Contudo, a obra de Cervantes não está entre seus 12 títulos
eleitos. “A Biblioteca pessoal não é
uma biblioteca de clássicos universais”, esclarece. “Se fosse assim haveria incluído
aí a Íliada, o Quixote e Guerra e paz. Por
outro lado, também não selecionei livros que simplesmente desfrutei da leitura. A biblioteca
é pessoal no sentido de que os livros que incluí têm um significado muito importante para
mim como escritor”. Como professor universitário e crítico literário pode separar
esse trabalho de seu gosto pessoal, noutras palavras, desfrutar lendo obras que
não considera grande literatura? “Sim. Há escritores que desfruto embora não tenham
grandes ambições literárias, por exemplo, o escritor estadunidense de romances
negro George V. Higgins. Mas esta Biblioteca
pessoal está feita de livros que têm muito significado para mim como
escritor. Não importa se são canônicos ou não. O cânone é um conceito que hoje
se usa demasiadamente, como se todos soubesse o que nele contém ou não. Mas se
você for mais fundo verá que algumas pessoas não conseguem chegar a um acordo
sobre que livros constituem esse cânone”.
Conjugando rigor e claridade, os prólogos de Coetzee
explicam impecavelmente cada obra – e trata desde uma injustiça flagrante ou de
uma gravidez misteriosa – mas é impossível lê-los sem pensar no que, fugindo da
primeira pessoa, dizem do próprio antologista.
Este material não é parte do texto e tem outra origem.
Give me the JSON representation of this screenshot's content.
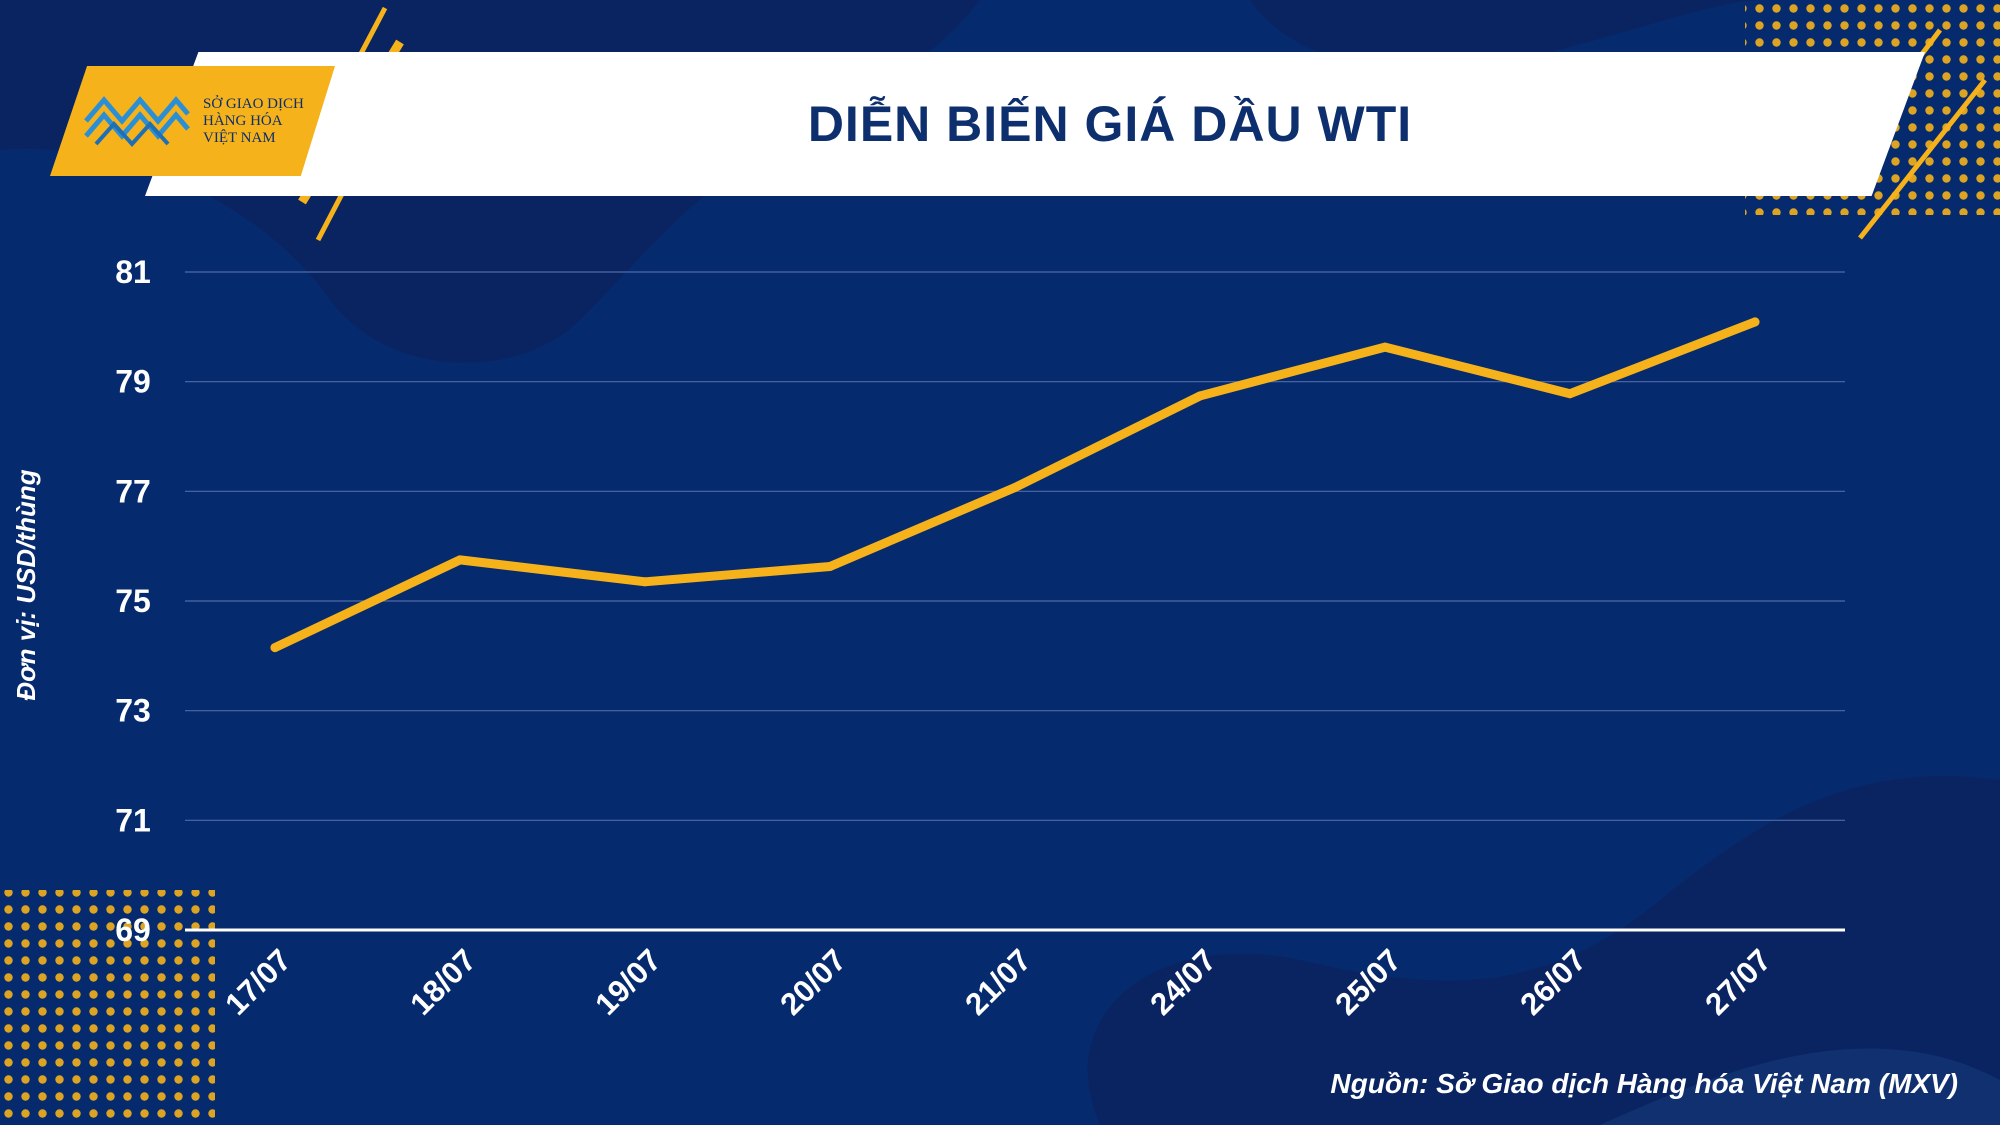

Como não pensar em seu estilo
quanto cita Thomas Mann falando da prosa “dura como o aço e sem dúvidas
impetuosa” de Von Kleist? Ou quando recolhe a ideia de Flaubert de que “em sua
obra, o artista deve ser como Deus em sua criação: invisível e todo-poderoso.
Se deve senti-lo em todas as partes, mas ver sê-lo jamais”? Essas palavras se
enquadrariam perfeitamente a obras como Elisabeth
Costello ou Verão, mas quando se
lhe pergunta pela “impetuosa” frialdade de
seus selecionados em relação com sua obra, Coetzee matiza. “Walser nunca é
frio. Além do que, eu os descreveria mais como inteligentes que como frios.
Supostamente, me sinto cercando a eles: deles tenho aprendido muito. Sobre se o
leitor deve ou não sentir a presença do autor e se o autor deve ou não ser visível
diria que, no terreno da ficção, os escritores não devem obedecer a nenhuma lei”.
O Coetzee leitor tem se dedicado especialmente à narrativa,
mas nunca perdeu de vista a poesia (o polaco Zbigniew Herbert é uma referência
constante) e sua Biblioteca pessoal terá
uma antologia de versos. Que pode um romancista aprender de um poeta? “Cada
verso de um bom poema”, responde, “só tem por trás o peso de um sentimento
forte e de um pensamento certeiro. O romancista pode aprender do poeta a
concentrar e a intensificar o sentimento e o pensamento que põe em sua prosa”.
Três dos quatro títulos que abrem a biblioteca de Coetzee
têm um curioso denominador comum: o adultério. Em sua introdução a Madame Bovary, o autor sul-africano
aponta algo que, de novo, poderia servir a ele: “Flaubert tinha dois talentos
que rara vezes se encontram conjuntamente numa só alma: uma vívida imaginação poética
e agudos poderes analíticos. O que o converte num romancista dos romancistas, e
é principal de todos, é sua capacidade de reformular grandes temas morais como
problemas de composição”. E o que acontece quando uma sociedade deixou de
considerar tão traumáticos dilemas morais como o adultério? É o fim do romance?
Coetzee responde com ironia: “Me alegra ouvir que o adultério como problema
moral já foi superado. Não era consciente disso. Mas sim o adultério tem
desvanecido como assunto que constrói um romance, mas há outros dilemas
morais que cobram protagonismo, como por exemplo, os colocados por gente com
Julian Assange e Edward Snowden”. Parece que os romances seguiram enchendo as
bibliotecas. Também as dos romancistas.
Texto escrito a partir do texto de Javier Rodríguez Marco publicado no jornal El País.